Il y a eu dans l’histoire contemporaine de la Turquie, des discours très anti-chrétien et antisémite. Malgré tout, s’il y avait une coexistence pacifique, elle a été quand même compromise par deux événements : en 1943 il y a eu l’impôt sur la fortune ou sur les avoirs. Et là, les chrétiens et les juifs ont été particulièrement visés : c’était vraiment un moyen de les déposséder de toutes leurs richesses. En 1955, il y a eu des pogroms anti-grecs qui ont touché les Arméniens et les juifs. De nouveau, ces tensions ont été ravivées à chaque fois qu’il y a une crise entre la Turquie et la Grèce à propos de Chypre notamment en 1964 et 1974. La communauté grecque a été en partie laminée, expulsée bien qu’il subsiste aujourd’hui 2500 Grecs, 60 000 Arméniens, et quelques 30 000 juifs.  Ce à quoi s’ajoute les chrétiens d’Orient de langue araméenne. 

 

Etes-vous inquiets de l’implication des Etats-Unis, de la Grèce ou de la Russie dans ce débat ?

Je ne sais plus de quoi être inquiet en Turquie. Vous êtes dans une telle démesure, que ce soit dans la violation des droits humains, du droit des femmes, la vulgarisation des discours politiques, la corruption à très grande échelle, la politique anti-kurde, l’implication de la Turquie en Syrie et Libye. Les sources d’inquiétude sont telles qu’à la limite je considérerai la question de Sainte-Sophie comme symbolique. 

 

On sait que Sainte Sophie est l’un des monuments turcs les plus visités par les touristes. Le fait qu’elle soit reconvertie en mosquée pourrait-il constituer un risque pour l’économie locale ? 

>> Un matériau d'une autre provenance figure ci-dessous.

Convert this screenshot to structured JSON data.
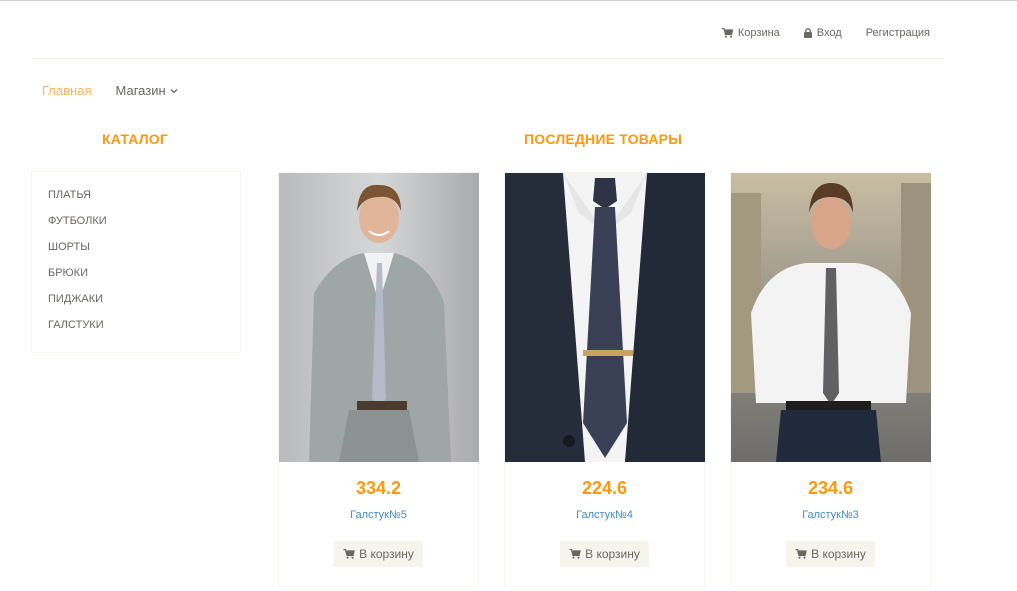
{
  "header": {
    "links": [
      {
        "label": "Корзина",
        "icon": "shopping-cart-icon"
      },
      {
        "label": "Вход",
        "icon": "lock-icon"
      },
      {
        "label": "Регистрация",
        "icon": ""
      }
    ]
  },
  "nav": {
    "items": [
      {
        "label": "Главная",
        "active": true
      },
      {
        "label": "Магазин",
        "dropdown": true
      }
    ]
  },
  "catalog": {
    "title": "КАТАЛОГ",
    "items": [
      "ПЛАТЬЯ",
      "ФУТБОЛКИ",
      "ШОРТЫ",
      "БРЮКИ",
      "ПИДЖАКИ",
      "ГАЛСТУКИ"
    ]
  },
  "latest": {
    "title": "ПОСЛЕДНИЕ ТОВАРЫ",
    "products": [
      {
        "price": "334.2",
        "name": "Галстук№5",
        "button": "В корзину"
      },
      {
        "price": "224.6",
        "name": "Галстук№4",
        "button": "В корзину"
      },
      {
        "price": "234.6",
        "name": "Галстук№3",
        "button": "В корзину"
      }
    ]
  },
  "colors": {
    "accent": "#fe980f",
    "active_nav": "#fdb45e",
    "link": "#428bca",
    "text": "#696763"
  }
}
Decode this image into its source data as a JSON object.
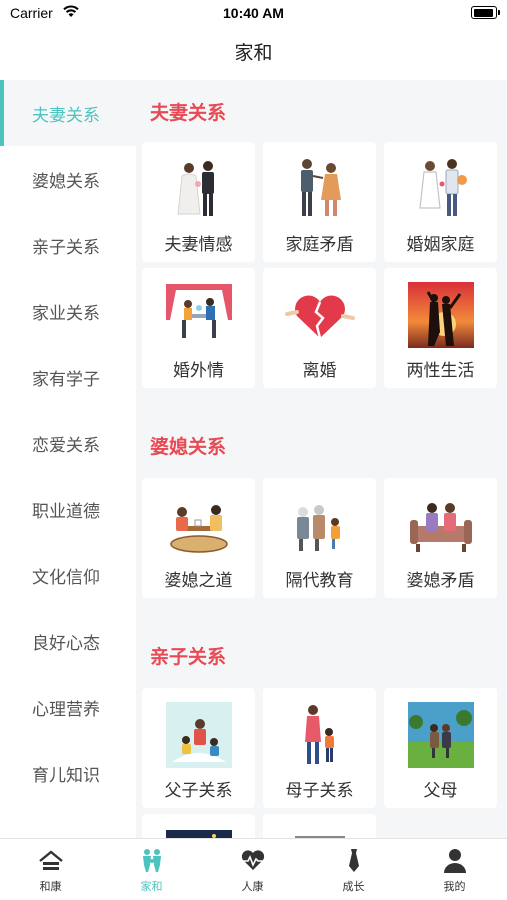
{
  "status": {
    "carrier": "Carrier",
    "time": "10:40 AM",
    "battery_level": 0.95
  },
  "nav": {
    "title": "家和"
  },
  "sidebar": {
    "active_index": 0,
    "items": [
      {
        "label": "夫妻关系"
      },
      {
        "label": "婆媳关系"
      },
      {
        "label": "亲子关系"
      },
      {
        "label": "家业关系"
      },
      {
        "label": "家有学子"
      },
      {
        "label": "恋爱关系"
      },
      {
        "label": "职业道德"
      },
      {
        "label": "文化信仰"
      },
      {
        "label": "良好心态"
      },
      {
        "label": "心理营养"
      },
      {
        "label": "育儿知识"
      }
    ]
  },
  "sections": [
    {
      "title": "夫妻关系",
      "items": [
        {
          "label": "夫妻情感",
          "icon": "wedding-couple-icon"
        },
        {
          "label": "家庭矛盾",
          "icon": "family-conflict-icon"
        },
        {
          "label": "婚姻家庭",
          "icon": "bride-groom-icon"
        },
        {
          "label": "婚外情",
          "icon": "affair-icon"
        },
        {
          "label": "离婚",
          "icon": "broken-heart-icon"
        },
        {
          "label": "两性生活",
          "icon": "sunset-couple-icon"
        }
      ]
    },
    {
      "title": "婆媳关系",
      "items": [
        {
          "label": "婆媳之道",
          "icon": "tea-table-icon"
        },
        {
          "label": "隔代教育",
          "icon": "grandparents-icon"
        },
        {
          "label": "婆媳矛盾",
          "icon": "sofa-women-icon"
        }
      ]
    },
    {
      "title": "亲子关系",
      "items": [
        {
          "label": "父子关系",
          "icon": "father-child-icon"
        },
        {
          "label": "母子关系",
          "icon": "mother-child-icon"
        },
        {
          "label": "父母",
          "icon": "parents-walk-icon"
        }
      ]
    }
  ],
  "tabbar": {
    "active_index": 1,
    "items": [
      {
        "label": "和康",
        "icon": "home-roof-icon"
      },
      {
        "label": "家和",
        "icon": "family-people-icon"
      },
      {
        "label": "人康",
        "icon": "heartbeat-icon"
      },
      {
        "label": "成长",
        "icon": "necktie-icon"
      },
      {
        "label": "我的",
        "icon": "user-profile-icon"
      }
    ]
  },
  "colors": {
    "accent": "#4cc3bf",
    "section_title": "#e84a55",
    "content_bg": "#f5f6f8"
  }
}
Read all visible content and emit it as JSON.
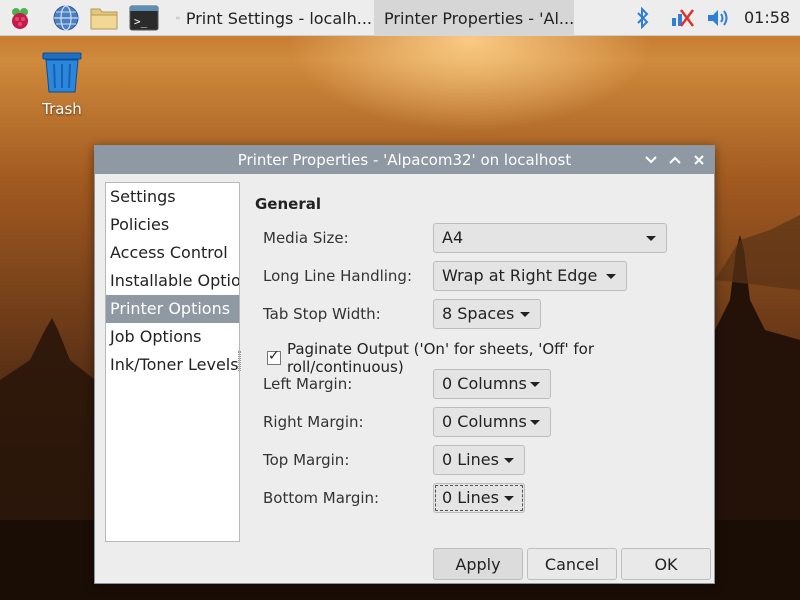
{
  "taskbar": {
    "tasks": [
      {
        "label": "Print Settings - localh..."
      },
      {
        "label": "Printer Properties - 'Al..."
      }
    ],
    "clock": "01:58"
  },
  "desktop": {
    "trash_label": "Trash"
  },
  "window": {
    "title": "Printer Properties - 'Alpacom32' on localhost",
    "sidebar": [
      {
        "label": "Settings"
      },
      {
        "label": "Policies"
      },
      {
        "label": "Access Control"
      },
      {
        "label": "Installable Options"
      },
      {
        "label": "Printer Options"
      },
      {
        "label": "Job Options"
      },
      {
        "label": "Ink/Toner Levels"
      }
    ],
    "section_title": "General",
    "fields": {
      "media_size": {
        "label": "Media Size:",
        "value": "A4"
      },
      "long_line": {
        "label": "Long Line Handling:",
        "value": "Wrap at Right Edge"
      },
      "tab_stop": {
        "label": "Tab Stop Width:",
        "value": "8 Spaces"
      },
      "paginate": {
        "label": "Paginate Output ('On' for sheets, 'Off' for roll/continuous)",
        "checked": true
      },
      "left_margin": {
        "label": "Left Margin:",
        "value": "0 Columns"
      },
      "right_margin": {
        "label": "Right Margin:",
        "value": "0 Columns"
      },
      "top_margin": {
        "label": "Top Margin:",
        "value": "0 Lines"
      },
      "bottom_margin": {
        "label": "Bottom Margin:",
        "value": "0 Lines"
      }
    },
    "buttons": {
      "apply": "Apply",
      "cancel": "Cancel",
      "ok": "OK"
    }
  }
}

La Turquie d’Erdogan est prête à sacrifier quelques centaines de millions pour cela donc ça n’interviendra pas comme facteur déterminant. N’oublions pas qu’on peut avoir des régimes qui détruisent la rationalité, y compris la rationalité qui est nécessaire à leur survie. S’il convertit Sainte-Sophie en mosquée, cela ne lui apportera aucun surcroît de popularité et ça le privera d’une arme assez efficace : il ne pourra en effet plus utiliser le sujet comme moyen de déplacer le débat public à l’avenir.